Two intrepid librarians

Two intrepid librarians review the best nonfiction books for children

Friday, December 11, 2015

The Smart Girl’s Guide to Privacy: Practical Tips for Staying Safe Online by Violet Blue

The Smart Girl’s Guide to Privacy: Practical Tips for Staying Safe Online
by Violet Blue
No Starch Press. 2015
ISBN: 9781593276485
Grades 9 thru adult
I received a copy of this book from the publisher
This review reflects my opinion and not that of the Cybils YA Nonfiction Committee

Has your email, Twitter, Snapchat or other online account ever been hacked? Do you worry how easy your personal information - address, phone number, birthday, social security #  - is only a click away for anyone to find? If you feel overwhelmed with how to manage all your personal data, the this book is for you! Penned by Violet Blue, an award-winning author and investigative journalist, this tome offers tips to help keep your online self safe.

Though Blue states this book is for women, the information is spot on for anyone.

This book is packed with some serious self-defense moves.
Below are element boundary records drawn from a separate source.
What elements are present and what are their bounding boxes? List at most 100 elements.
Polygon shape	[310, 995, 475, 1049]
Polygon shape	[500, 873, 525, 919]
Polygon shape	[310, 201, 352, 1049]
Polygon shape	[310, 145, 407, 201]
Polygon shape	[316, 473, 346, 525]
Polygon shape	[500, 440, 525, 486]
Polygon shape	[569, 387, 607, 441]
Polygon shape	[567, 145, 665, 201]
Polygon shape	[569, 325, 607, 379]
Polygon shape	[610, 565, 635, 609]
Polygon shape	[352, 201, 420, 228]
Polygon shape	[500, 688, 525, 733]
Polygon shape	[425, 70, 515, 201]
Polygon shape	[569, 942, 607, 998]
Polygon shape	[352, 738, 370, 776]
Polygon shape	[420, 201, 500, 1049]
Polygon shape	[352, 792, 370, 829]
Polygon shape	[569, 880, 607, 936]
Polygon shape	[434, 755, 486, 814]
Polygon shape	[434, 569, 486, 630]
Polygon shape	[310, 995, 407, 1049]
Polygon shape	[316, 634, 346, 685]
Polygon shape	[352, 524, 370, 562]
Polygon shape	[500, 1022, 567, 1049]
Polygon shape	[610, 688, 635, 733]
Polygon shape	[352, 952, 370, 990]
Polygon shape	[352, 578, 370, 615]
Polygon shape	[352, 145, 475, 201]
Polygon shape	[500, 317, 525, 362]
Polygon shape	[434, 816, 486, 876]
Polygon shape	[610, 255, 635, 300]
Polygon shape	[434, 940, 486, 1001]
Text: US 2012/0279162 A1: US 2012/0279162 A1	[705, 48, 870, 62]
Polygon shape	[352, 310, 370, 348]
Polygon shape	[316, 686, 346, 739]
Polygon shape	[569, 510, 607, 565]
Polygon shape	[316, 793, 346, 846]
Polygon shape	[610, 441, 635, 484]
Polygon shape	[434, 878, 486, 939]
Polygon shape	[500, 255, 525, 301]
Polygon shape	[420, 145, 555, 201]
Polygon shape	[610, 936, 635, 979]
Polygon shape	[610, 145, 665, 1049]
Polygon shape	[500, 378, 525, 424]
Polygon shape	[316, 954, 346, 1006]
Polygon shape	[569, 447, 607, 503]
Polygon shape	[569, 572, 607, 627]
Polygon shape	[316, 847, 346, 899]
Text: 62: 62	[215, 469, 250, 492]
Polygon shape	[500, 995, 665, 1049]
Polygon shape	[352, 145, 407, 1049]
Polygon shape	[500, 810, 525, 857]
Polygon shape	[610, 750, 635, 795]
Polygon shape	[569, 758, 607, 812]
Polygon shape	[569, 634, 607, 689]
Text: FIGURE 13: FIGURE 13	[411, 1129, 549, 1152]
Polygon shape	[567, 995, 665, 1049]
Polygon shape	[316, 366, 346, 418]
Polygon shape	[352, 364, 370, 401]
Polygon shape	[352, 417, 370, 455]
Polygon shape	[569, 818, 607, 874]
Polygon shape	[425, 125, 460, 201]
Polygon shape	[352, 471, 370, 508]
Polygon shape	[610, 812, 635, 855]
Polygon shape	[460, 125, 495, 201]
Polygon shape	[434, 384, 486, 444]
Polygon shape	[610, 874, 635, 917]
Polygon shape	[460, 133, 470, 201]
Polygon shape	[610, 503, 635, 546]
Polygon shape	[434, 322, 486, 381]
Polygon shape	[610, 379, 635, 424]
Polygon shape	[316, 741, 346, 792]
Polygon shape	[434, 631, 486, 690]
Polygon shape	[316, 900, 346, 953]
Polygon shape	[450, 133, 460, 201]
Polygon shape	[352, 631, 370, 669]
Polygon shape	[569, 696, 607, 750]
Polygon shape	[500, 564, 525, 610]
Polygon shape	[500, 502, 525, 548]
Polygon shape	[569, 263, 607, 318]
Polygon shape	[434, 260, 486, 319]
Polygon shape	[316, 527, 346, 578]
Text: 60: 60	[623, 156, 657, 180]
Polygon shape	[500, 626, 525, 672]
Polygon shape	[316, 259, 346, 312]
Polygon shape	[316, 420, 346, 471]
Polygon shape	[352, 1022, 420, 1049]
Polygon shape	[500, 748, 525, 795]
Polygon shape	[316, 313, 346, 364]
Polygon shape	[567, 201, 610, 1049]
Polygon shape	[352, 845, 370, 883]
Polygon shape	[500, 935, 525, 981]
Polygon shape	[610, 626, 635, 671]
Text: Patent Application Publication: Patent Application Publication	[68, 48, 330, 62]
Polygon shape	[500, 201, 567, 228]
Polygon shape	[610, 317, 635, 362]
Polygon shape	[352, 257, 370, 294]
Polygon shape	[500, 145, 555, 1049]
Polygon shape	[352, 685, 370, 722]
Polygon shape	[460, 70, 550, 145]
It’s designed to help you get organized so you can navigate the chaotic landscape of online privacy. You’ll learn how to look good to potential employers (or potential dates) safeguard your privacy from sleepy marketers, unethical megacorporations, scammers, stalkers, bullshit artists, and anyone who wants to silence women online.

Divided into ten chapters Blue explains the different ways you can define your boundaries. From email settings, social media and dating services to creating safe passwords for sites where credit card information is stored. Because of her background as a tech reporter, Blue is well aware of the growing phenomena of identity theft. She advices readers to regularly check their privacy settings every three months, and never save credit cards on online shopping sites like Amazon. Linking email accounts can be a disaster waiting to happen, as if always using the same prefix - vblue - for all your email addresses. To keep your passwords safe, never log in to any account using someone else's computer or smartphone.

Chapter four explains how to take charge if a situation arises where you’ve been hacked and your private content - swimsuit shots, selfies with cleavage - turns up all over the Internet. 

Blue’s writing is straightforward, blunt and to the point. She is passionate about making sure women take charge of their online information and urges them to understand the ramifications of what they put out there, especially on social media. Be vigilant. Those horror stories you read about could happen to you.

This isn’t a book filled with technical details of how to do this and that. Instead, Blue guides readers to outside resources, such as websites or software, that is helpful. There is a resource section, divided up by chapters, at the back of the book that is very thorough. 

The Smart Girl's Guide to Privacy would be a valued resource for Internet safety courses at high school and collages.